Scientists find key genes that determine the success of pregnancy

 Scientists find key genes that determine the success of pregnancy

Scientists have edited human embryos for the first time in the UK to discover a “master gene” that underpins successful pregnancies. The “game-changing” research promises improved IVF outcomes and a breakthrough in understanding why so many pregnancies fail.


The Government-funded investigation, undertaken by the Francis Crick Institute, is the first to prove that gene editing can be used to study the genetic behavior of human embryos in their first few days of life.


By removing a gene which produces a protein called OCT4, the team discovered it was crucial to a viable pregnancy.

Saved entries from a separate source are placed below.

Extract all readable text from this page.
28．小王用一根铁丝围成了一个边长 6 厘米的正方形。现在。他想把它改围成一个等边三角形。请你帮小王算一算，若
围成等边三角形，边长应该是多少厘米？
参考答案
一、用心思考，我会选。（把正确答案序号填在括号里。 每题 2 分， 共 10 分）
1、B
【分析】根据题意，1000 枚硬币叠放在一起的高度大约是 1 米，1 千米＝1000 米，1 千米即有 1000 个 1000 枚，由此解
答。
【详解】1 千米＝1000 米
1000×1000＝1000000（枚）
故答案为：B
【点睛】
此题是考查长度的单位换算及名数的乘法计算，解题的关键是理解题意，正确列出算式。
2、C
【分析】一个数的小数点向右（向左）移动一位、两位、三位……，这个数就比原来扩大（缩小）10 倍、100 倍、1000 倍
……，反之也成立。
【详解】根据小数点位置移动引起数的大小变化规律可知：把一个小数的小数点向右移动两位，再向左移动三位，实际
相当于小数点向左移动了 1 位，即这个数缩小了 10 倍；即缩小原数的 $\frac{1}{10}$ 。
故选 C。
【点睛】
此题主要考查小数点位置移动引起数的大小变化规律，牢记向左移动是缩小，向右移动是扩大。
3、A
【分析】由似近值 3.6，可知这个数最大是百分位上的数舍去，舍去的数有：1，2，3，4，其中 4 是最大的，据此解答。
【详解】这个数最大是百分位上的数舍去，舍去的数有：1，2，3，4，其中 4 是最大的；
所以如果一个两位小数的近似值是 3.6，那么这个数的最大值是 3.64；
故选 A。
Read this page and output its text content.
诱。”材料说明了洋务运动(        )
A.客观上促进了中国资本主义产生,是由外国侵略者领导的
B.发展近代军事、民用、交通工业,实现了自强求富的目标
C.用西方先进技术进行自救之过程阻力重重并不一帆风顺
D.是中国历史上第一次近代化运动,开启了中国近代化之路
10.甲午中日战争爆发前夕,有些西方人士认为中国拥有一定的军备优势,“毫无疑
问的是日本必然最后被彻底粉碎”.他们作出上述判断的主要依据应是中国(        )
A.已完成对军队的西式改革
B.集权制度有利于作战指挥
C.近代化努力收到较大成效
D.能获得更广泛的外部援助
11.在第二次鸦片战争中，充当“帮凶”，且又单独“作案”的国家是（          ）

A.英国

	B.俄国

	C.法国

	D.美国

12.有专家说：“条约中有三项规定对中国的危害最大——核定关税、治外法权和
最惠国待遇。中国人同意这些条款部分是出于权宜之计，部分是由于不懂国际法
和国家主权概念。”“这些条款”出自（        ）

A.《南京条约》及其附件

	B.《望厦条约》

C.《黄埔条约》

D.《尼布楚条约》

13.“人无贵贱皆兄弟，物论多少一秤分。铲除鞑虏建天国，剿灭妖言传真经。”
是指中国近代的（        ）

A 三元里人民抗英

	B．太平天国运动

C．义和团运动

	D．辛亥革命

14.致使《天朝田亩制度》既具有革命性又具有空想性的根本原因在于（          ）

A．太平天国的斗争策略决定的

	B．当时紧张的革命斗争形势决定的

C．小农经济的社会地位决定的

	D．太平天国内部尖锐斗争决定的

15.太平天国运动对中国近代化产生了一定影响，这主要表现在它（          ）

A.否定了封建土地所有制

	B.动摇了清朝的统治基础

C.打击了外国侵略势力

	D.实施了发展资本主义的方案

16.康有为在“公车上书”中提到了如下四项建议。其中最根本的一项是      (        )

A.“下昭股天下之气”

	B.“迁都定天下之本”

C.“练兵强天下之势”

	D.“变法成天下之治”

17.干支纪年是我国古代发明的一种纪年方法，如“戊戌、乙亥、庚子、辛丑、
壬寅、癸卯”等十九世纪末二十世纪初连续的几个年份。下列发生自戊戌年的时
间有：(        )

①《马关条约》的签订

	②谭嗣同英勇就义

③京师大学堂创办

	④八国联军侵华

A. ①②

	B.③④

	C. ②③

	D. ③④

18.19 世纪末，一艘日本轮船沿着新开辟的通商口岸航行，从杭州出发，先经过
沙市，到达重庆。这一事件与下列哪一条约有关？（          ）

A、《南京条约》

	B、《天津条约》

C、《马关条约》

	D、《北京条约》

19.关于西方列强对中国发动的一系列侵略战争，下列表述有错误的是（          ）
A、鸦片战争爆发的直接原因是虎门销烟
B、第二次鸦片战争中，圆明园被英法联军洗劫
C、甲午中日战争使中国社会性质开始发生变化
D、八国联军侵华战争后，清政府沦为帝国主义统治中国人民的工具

As well as its potential for more successful IVF, the discovery heralds a transformation in understanding the fundamental causes of infertility and miscarriage.


Approximately one in four couples are affected by fertility problems, and women under 35 currently have just a 32.2 percent chance of a live birth from one round of IVF.


The odds decrease to 27.7 for women aged 35 to 37, and to 20.8 percent for those aged 38 and 39.


Dr Kathy Niakan, who led the research, said: “One way to find out what a gene does in the developing embryo is to see what happens when it isn’t working.


“Now we have demonstrated an efficient way of doing this, we hope that other scientists will use it to find out the roles of other genes.


“If we knew the key genes that embryos need to develop successfully, we could improve IVF treatments and understand some causes of pregnancy failure.”


The scientists, who studied 41 human embryos donated by IVF patients, used the gene-editing tool Crispr/Cas9 to make precise cuts in DNA and deactivate OCT4.


They found OCT4 appeared to be necessary for an embryo to become a blastocyst, a tiny ball of 200 cells that arises a week after conception and marks a key point in embryonic development.


Only when an embryo successfully reaches the blastocyst stage does it stand any chance of implanting in the womb.


The study, published in the journal Nature, found fewer than a fifth of the test embryos reached the blastocyst stage without OCT4.